The Government said it supported the US proposal, which was made public only days after the Princess of Wales came under fire from Tory politicians for denouncing landmines as "hideous weapons" during a visit to Angola on behalf of the British Red Cross.
The Government, perhaps sensing public support for the princess's remarks, quickly distanced itself from the criticism of her and made clear that it advocated a ban on most anti- personnel mines. Government officials point out that Britain has not manufactured such mines for years and that China and Russia are the world's largest producers and exporters of landmines.
The Clinton administration put forward its initiative at the United Nations- sponsored Conference on Disarmament in Geneva, but without much expectation that it would achieve rapid results. Diplomats said the 61-nation conference was likely to get bogged down in the next few weeks over the demands of non-aligned and developing countries for total nuclear disarmament before there was any progress on landmines.

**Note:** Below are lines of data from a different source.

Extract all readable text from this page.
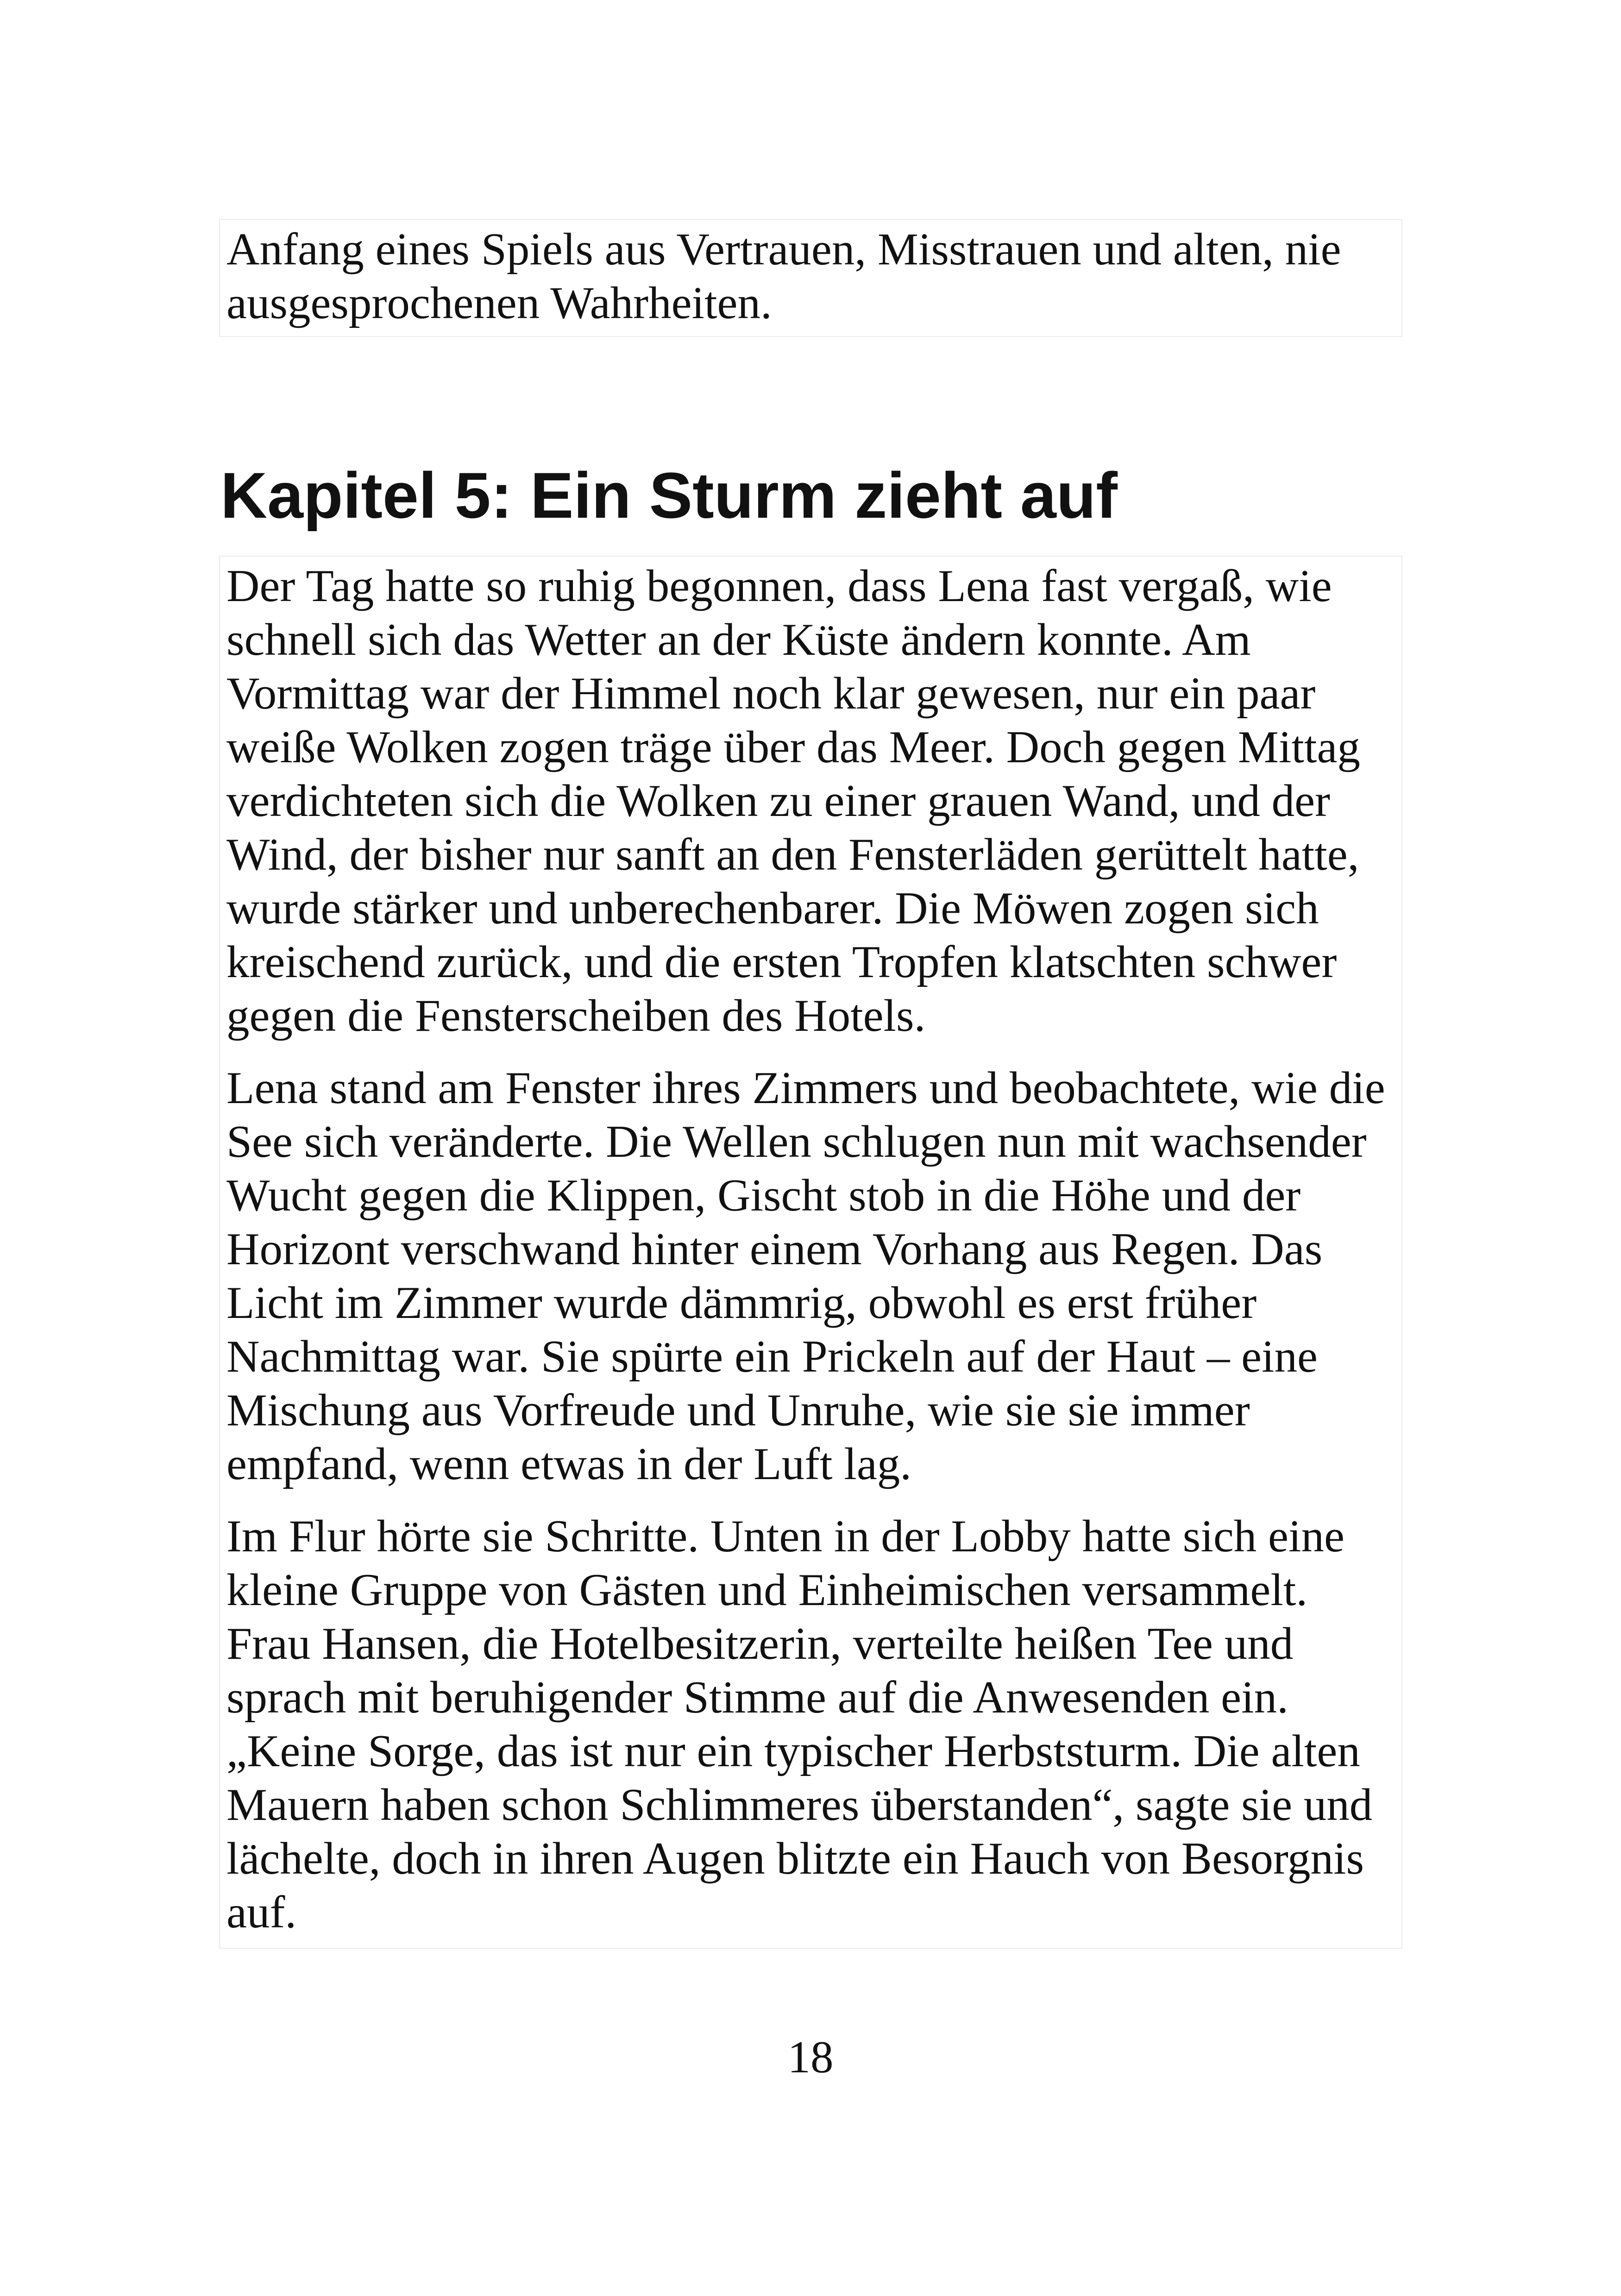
Anfang eines Spiels aus Vertrauen, Misstrauen und alten, nie ausgesprochenen Wahrheiten.

Kapitel 5: Ein Sturm zieht auf

Der Tag hatte so ruhig begonnen, dass Lena fast vergaß, wie schnell sich das Wetter an der Küste ändern konnte. Am Vormittag war der Himmel noch klar gewesen, nur ein paar weiße Wolken zogen träge über das Meer. Doch gegen Mittag verdichteten sich die Wolken zu einer grauen Wand, und der Wind, der bisher nur sanft an den Fensterläden gerüttelt hatte, wurde stärker und unberechenbarer. Die Möwen zogen sich kreischend zurück, und die ersten Tropfen klatschten schwer gegen die Fensterscheiben des Hotels.

Lena stand am Fenster ihres Zimmers und beobachtete, wie die See sich veränderte. Die Wellen schlugen nun mit wachsender Wucht gegen die Klippen, Gischt stob in die Höhe und der Horizont verschwand hinter einem Vorhang aus Regen. Das Licht im Zimmer wurde dämmrig, obwohl es erst früher Nachmittag war. Sie spürte ein Prickeln auf der Haut – eine Mischung aus Vorfreude und Unruhe, wie sie sie immer empfand, wenn etwas in der Luft lag.

Im Flur hörte sie Schritte. Unten in der Lobby hatte sich eine kleine Gruppe von Gästen und Einheimischen versammelt. Frau Hansen, die Hotelbesitzerin, verteilte heißen Tee und sprach mit beruhigender Stimme auf die Anwesenden ein. „Keine Sorge, das ist nur ein typischer Herbststurm. Die alten Mauern haben schon Schlimmeres überstanden“, sagte sie und lächelte, doch in ihren Augen blitzte ein Hauch von Besorgnis auf.

18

However, the US approach, which is supported by France as well as Britain, may produce results in the longer term. This is because Russia and China, whose support would be essential to the effectiveness of a world-wide ban, have indicated that they are at least prepared to discuss the issue in Geneva.
US officials said it made more sense to push for a landmines ban at a conference where the Russians and Chinese were taking part. The US ban would cover mines designed to kill or injure people, but would exclude anti-tank mines.
The International Committee of the Red Cross, one of several humanitarian groups pressing for a world-wide ban, estimates there are more than 100 million landmines in 64 countries.